Soak raisins in a bowl by covering them completely with water; set aside.
In a large bowl, combine granulated sugar, brown sugar, Crisco, salt, baking soda and cinnamon. Blend with a hand or stand mixer.
Add the egg, water, vanilla, oats, coconut and flour. Blend everything until dough forms.
Drain raisins, then add them to the mixture. Drop by spoonful onto an ungreased cookie sheet. Dough may be stiff, so you can pat the cookies down.
Bake 10-12 minutes at 350 F. Cookies will be slightly browned on the bottom.
Makes about 4 dozen cookies.
The Original Goodie Shop
2116 Tremont Center,
Upper Arlington; 614-488-8777
Emilie Smith (Bakery Manager)
The same family has operated The Original Goodie Shop since the 1960s, making the longtime Upper Arlington bakery a community staple. Customers were devastated when the shop briefly closed in 2009 due to economic hardship-one even left a condolence card and floral bouquet on the doorstep. But with a boost of $3,000 in local donations, the bakery reopened, and its display cases again overflowed with old favorites such as cinnamon sticks, chocolate-covered long johns and artfully decorated cakes. Many of the recipes popularized by the late James Krenek, who purchased the bakery in 1967, are now carried on by his daughter, Debbie Smith, and her daughters, Emilie and Miranda. And just as Krenek's legacy continues, so does local support. "We were nervous when Giant Eagle opened across the street. We were like, 'Oh, no, we can't compete,' " Emilie Smith said. "We did not even see a dip in sales."
Zucchini Blueberry Bread
• 3 large eggs
• 1 cup soy oil (or other vegetable oil)
• 3 teaspoons vanilla
• 2 1/4 cups white sugar
• 2 cups shredded zucchini
• 3 cups all purpose flour
• 1 teaspoon salt
• 1 teaspoon baking powder
• 1/4 teaspoon baking soda
• 1 tablespoon cinnamon
• 1 1/2 cup frozen blueberries (coat in flour prior to mixing in so they don't sink to the bottom)
Beat together eggs, oil, vanilla and sugar with a hand or stand mixer. Fold in zucchini. Mix in flour, salt, baking powder, baking soda and cinnamon. Fold in blueberries (do not use a mixer for this).
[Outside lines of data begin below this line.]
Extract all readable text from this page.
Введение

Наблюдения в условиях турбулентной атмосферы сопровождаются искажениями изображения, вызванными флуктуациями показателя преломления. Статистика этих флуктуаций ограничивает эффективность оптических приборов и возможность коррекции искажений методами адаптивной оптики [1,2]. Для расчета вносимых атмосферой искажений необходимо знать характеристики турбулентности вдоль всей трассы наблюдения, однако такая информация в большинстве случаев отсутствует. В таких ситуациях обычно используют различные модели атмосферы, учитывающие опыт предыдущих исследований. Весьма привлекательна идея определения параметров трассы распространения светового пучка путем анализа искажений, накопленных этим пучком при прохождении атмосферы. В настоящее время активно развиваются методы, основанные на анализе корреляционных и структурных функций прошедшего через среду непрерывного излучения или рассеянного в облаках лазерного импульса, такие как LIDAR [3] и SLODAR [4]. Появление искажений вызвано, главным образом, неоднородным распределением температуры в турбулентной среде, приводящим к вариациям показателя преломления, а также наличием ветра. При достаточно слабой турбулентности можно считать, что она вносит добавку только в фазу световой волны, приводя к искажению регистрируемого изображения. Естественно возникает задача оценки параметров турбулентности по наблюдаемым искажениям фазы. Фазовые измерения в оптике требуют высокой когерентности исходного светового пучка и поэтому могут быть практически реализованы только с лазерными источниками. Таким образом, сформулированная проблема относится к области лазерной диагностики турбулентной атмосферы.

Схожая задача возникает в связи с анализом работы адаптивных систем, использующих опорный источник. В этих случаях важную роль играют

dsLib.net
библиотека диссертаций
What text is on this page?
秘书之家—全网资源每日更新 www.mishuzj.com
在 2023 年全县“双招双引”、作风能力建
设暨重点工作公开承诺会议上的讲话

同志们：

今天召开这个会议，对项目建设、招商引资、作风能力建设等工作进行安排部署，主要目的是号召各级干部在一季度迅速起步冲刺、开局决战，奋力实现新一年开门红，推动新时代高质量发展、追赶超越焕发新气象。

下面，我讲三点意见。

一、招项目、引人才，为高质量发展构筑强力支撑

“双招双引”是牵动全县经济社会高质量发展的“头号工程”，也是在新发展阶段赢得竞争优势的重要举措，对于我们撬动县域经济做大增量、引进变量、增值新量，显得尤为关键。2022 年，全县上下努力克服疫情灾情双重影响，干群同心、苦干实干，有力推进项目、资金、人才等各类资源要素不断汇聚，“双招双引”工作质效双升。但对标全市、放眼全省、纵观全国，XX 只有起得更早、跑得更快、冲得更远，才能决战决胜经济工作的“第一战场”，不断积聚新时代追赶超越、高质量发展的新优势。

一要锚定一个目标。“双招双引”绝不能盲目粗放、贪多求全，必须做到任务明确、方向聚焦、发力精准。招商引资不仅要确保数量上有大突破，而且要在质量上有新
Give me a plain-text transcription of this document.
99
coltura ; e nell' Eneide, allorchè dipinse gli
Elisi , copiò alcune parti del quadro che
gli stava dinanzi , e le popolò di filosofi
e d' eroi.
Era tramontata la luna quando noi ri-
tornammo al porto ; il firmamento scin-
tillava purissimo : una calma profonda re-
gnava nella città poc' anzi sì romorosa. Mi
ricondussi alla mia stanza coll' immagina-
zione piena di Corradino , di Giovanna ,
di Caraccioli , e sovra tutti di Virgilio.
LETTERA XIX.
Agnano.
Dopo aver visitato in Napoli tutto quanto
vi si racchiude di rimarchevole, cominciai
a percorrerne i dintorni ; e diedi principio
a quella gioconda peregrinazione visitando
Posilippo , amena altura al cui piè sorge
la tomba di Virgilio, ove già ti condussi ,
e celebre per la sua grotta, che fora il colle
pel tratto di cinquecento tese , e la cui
Pour batter into two greased or paper-lined standard loaf pans. Bake at 350 F for 50 minutes, or until a knife inserted in the center comes out clean. Let cool in pans for 15 minutes, then move to a wire rack.
Makes 2 standard-size loaves.
Beehive Bread Company
50 S. Liberty St., Suite 166,
Kip Frost (Bakery Owner)
The owners of Beehive Bread Company have a passion for making homemade breads bursting with flavor, but it's not just the taste that keeps regulars coming back for more. The Powell bakery's breads are preservative-free and made with pure ingredients, such as wheat milled on-site. "We wanted (customers) to have a nice, healthy loaf of bread," said owner Kip Frost, who opened the bakery with his wife, Renae, in 2007. "It's much better for you, and it's been pretty well-received." The bakery's menu includes everyday loaves such as honey whole wheat and sourdough, along with a long list of specialty breads, such as the best-selling pumpkin chocolate chip. Frost debuts new specialty flavors each month, often changing the menu to reflect the season. "Our customers keep us honest," he said. "They come in and say, 'What's new this month?' People really want to try different and new things."